How to Reduce Employer Liability at Holiday Parties
8 Actions Employers Can Take to Reduce Their Liability at Holiday Parties
The increased recognition that alcohol consumption at organization-sponsored events creates significant legal liability has had an impact on that traditional institution, the company holiday party—but this impact is not necessarily pervasive or severe.
In an extensive 2015 survey of employers, the Society for Human Resource Management (SHRM) found that a majority of organizations (59 percent) planned to serve alcohol at their holiday or end-of-year parties. And only half of these employers (47 percent) said that they would seek to regulate alcohol consumption through methods such as:
- providing drink tickets or a drink maximum (71 percent of respondents in this category),
- serving only certain types of alcohol (25 percent),
- having a cash bar (18 percent), or
- other (11 percent).
Moreover, the SHRM 2015 survey found that year-round, a third of organizations (33 percent) have either a formal or informal policy that allows drinking alcohol at work-related events. (Each employee needs to determine if drinking alcohol at company events is for them.)
Companies schedule and plan holiday parties with the best of intentions, to reward their employees, boost morale and encourage team spirit. But these gatherings, especially when alcohol is served, can turn into an environment for unwanted sexual advances and potentially illegal employee conduct if the employer is not careful.
That is especially the case when the holiday party is held at an offsite location (which, according to the SHRM 2015 survey, is the case in nearly 67 percent of such functions). In a social setting outside of the workplace, an employee whose inhibitions are lowered by alcohol consumption can engage in behavior that he or she would never consider doing on the job.
Employers' Worries Extend From Harassment to Employee Fatalities
Holiday parties often bring more than just intoxicated high jinks. Being merry can sometimes mean crossing the line, ranging from offending a coworker to violating the law. Moreover, in today’s real-time social media environment, drunken shenanigans at a holiday party can quickly be posted online for the whole world to see.
The first two actions an employer needs to take prior to the holiday party include reminding employees that respect and professionalism apply not only on work time but also at company-sponsored events such as office parties. And secondly, employers need to establish social media policies that prohibit employees from posting photographs or video without management permission in social media.
These are two good initial steps, but far more needs to be done to deal with the more serious legal issues.
Employees are protected from sexual harassment and discrimination by Title VII of the Civil Rights Act of 1964, which covers employers having 15 or more employees (including regular part-time ones). Title VII provides two requirements for conduct to trigger potential liability for unlawful harassment:
- The conduct must be unwelcome; and
- The conduct must be sufficiently severe or pervasive.

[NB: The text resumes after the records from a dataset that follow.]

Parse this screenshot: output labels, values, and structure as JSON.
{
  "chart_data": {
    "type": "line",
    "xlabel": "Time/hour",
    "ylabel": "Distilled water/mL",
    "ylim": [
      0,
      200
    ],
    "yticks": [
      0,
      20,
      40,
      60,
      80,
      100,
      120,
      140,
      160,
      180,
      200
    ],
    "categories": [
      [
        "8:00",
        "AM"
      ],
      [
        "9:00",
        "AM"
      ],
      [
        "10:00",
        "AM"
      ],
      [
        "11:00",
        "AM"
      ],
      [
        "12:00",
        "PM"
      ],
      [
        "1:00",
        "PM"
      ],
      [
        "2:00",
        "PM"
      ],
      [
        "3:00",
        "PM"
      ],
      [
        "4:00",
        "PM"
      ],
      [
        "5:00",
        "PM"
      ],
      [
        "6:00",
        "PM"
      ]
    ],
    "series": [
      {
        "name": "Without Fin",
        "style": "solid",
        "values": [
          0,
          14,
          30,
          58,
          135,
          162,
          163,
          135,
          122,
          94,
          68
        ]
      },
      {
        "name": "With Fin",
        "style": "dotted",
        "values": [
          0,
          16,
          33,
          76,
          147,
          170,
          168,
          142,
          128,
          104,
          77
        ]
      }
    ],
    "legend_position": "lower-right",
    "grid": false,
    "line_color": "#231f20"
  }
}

It need not be both. Conduct is not illegal simply because it is inappropriate or makes a coworker feel uncomfortable. However, even a single, extremely serious incident of harassment may be sufficient to constitute a Title VII violation, especially if the harassment is physical.

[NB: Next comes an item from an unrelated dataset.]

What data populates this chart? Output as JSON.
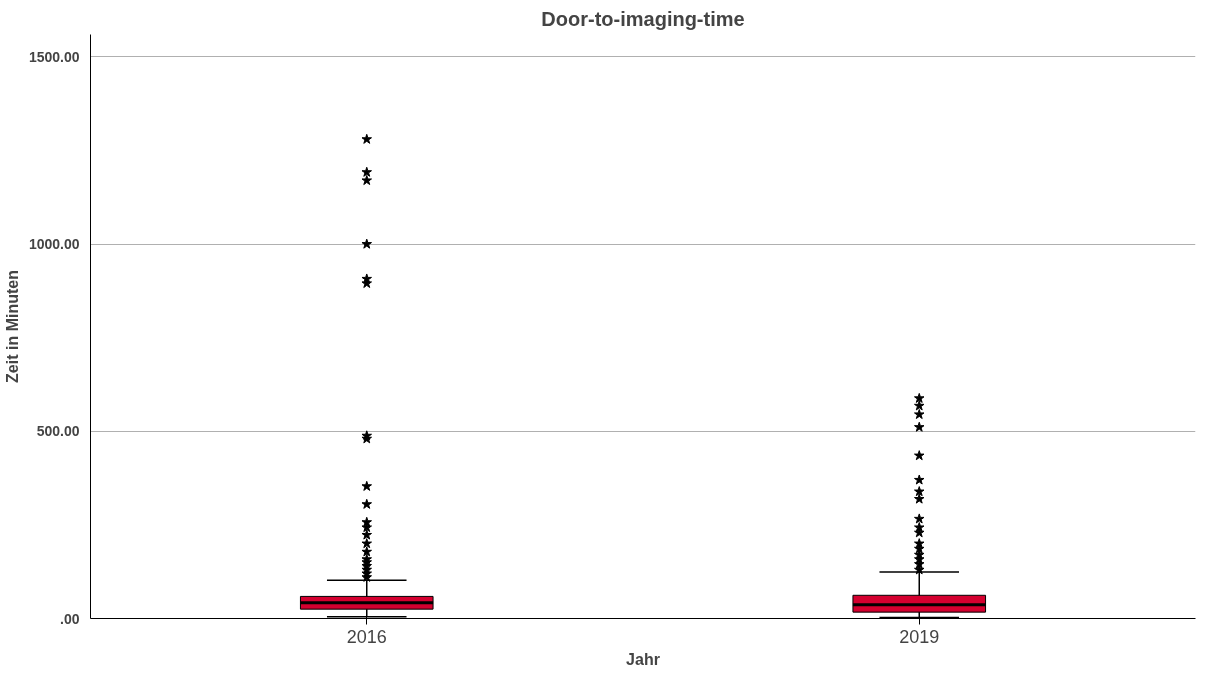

So, if an office party incident follows previous incidents of misconduct, it could constitute the evidence necessary to reach the “severe” or “pervasive” threshold, which lays the foundation for a Title VII claim.
A second major legal liability is created by drunk driving following an employer-sponsored holiday party. In a 2013 court decision that received substantial publicity, a California appellate court reversed the trial court’s grant of summary judgment for the employer. They found that an employee who consumed alcohol at a company-sponsored event and, after leaving, struck another car and killed the driver created liability for the employer.

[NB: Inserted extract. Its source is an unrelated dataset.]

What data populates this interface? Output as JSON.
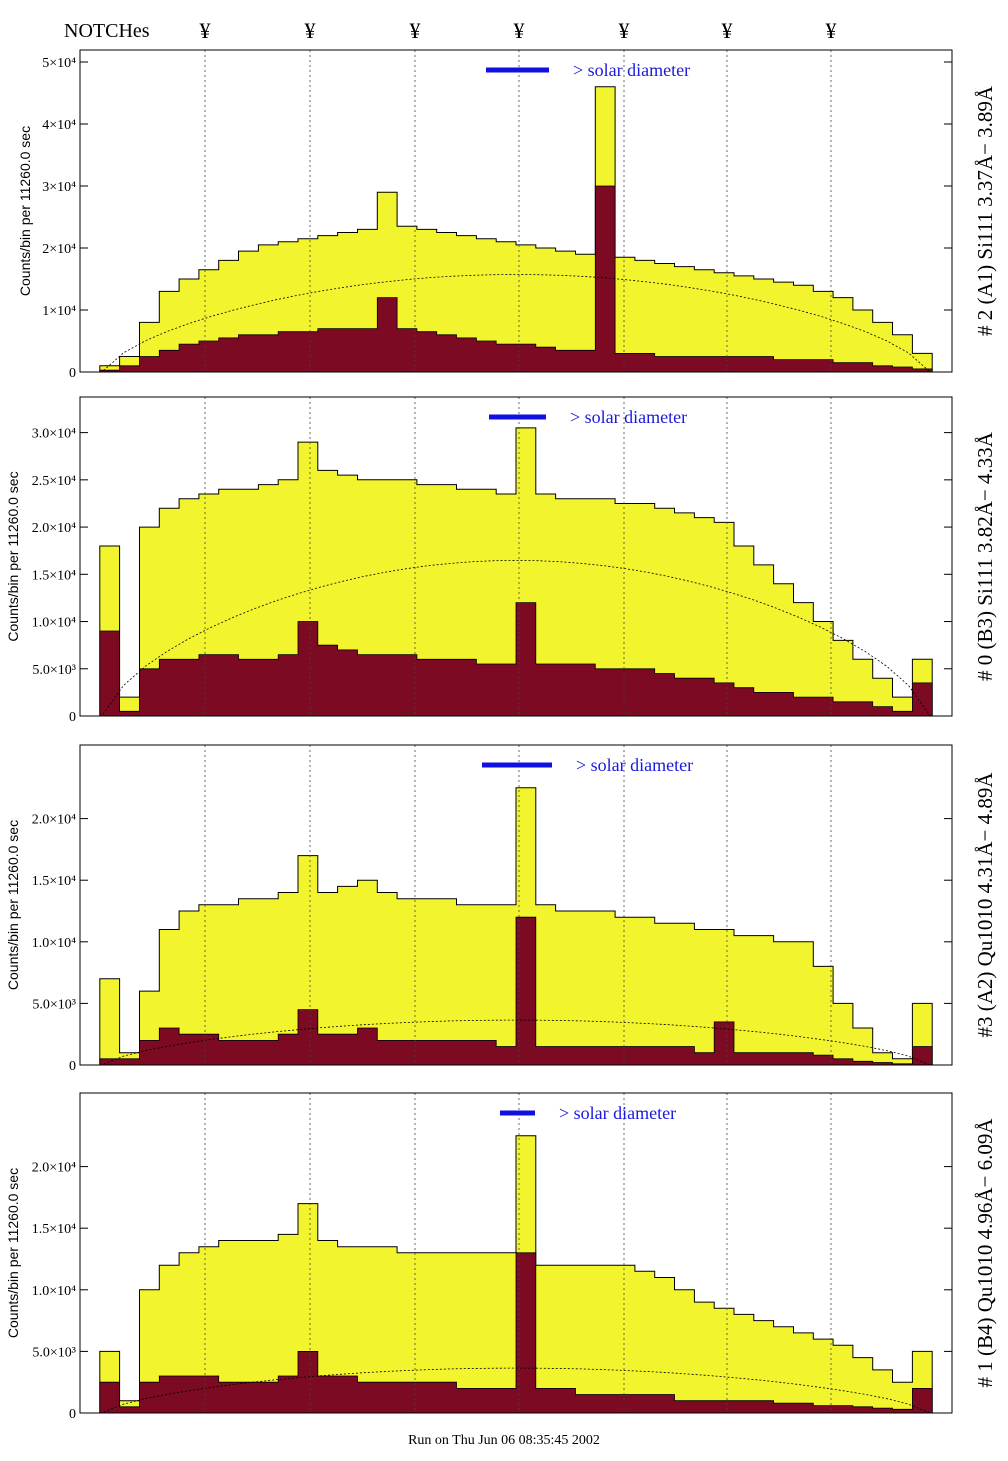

“It is irrelevant that foreseeable effects of the employee's negligent conduct (here, the car accident) occurred at a time the employee was no longer acting within the scope of his or her employment,” the court ruled.
Proactive Steps to Consider at the Holiday Party
Given such legal risks, prudent employers should take these six additional proactive steps to lessen their litigation liability. Key examples of actions that are recommended for employers to consider include:
- Have in place comprehensive, written anti-harassment policies, clearly stated in employee handbooks—and publicize that policy prior to the holiday party.
- Send a memo reminding employees to act responsibly at the party, clearly expressing a lack of tolerance for any inappropriate behavior including drunkenness.
- Enforce the workplace dress code at the party to avoid any inappropriate or suggestive attire and let the employees know your expectations in advance.
- Make attendance at the party voluntary, and do not suggest that attendance will benefit a person’s standing within the company.
- If alcohol is served, set a tone of moderation in advance through interoffice memos, emails, meetings, inserts into paychecks or other communications, and stress that excessive alcohol consumption will not be tolerated.
- Limit the number of drinks or the length of time during which alcohol will be served, and provide substantial non-alcoholic alternatives. Serve plenty of food and ensure that alcohol consumption is not the focus of the event.
Such steps are not a guarantee against holiday party problems, particularly if the decision is made to serve alcohol. But they can be an employer’s foundation for an effective defense against liability if problems should come to pass.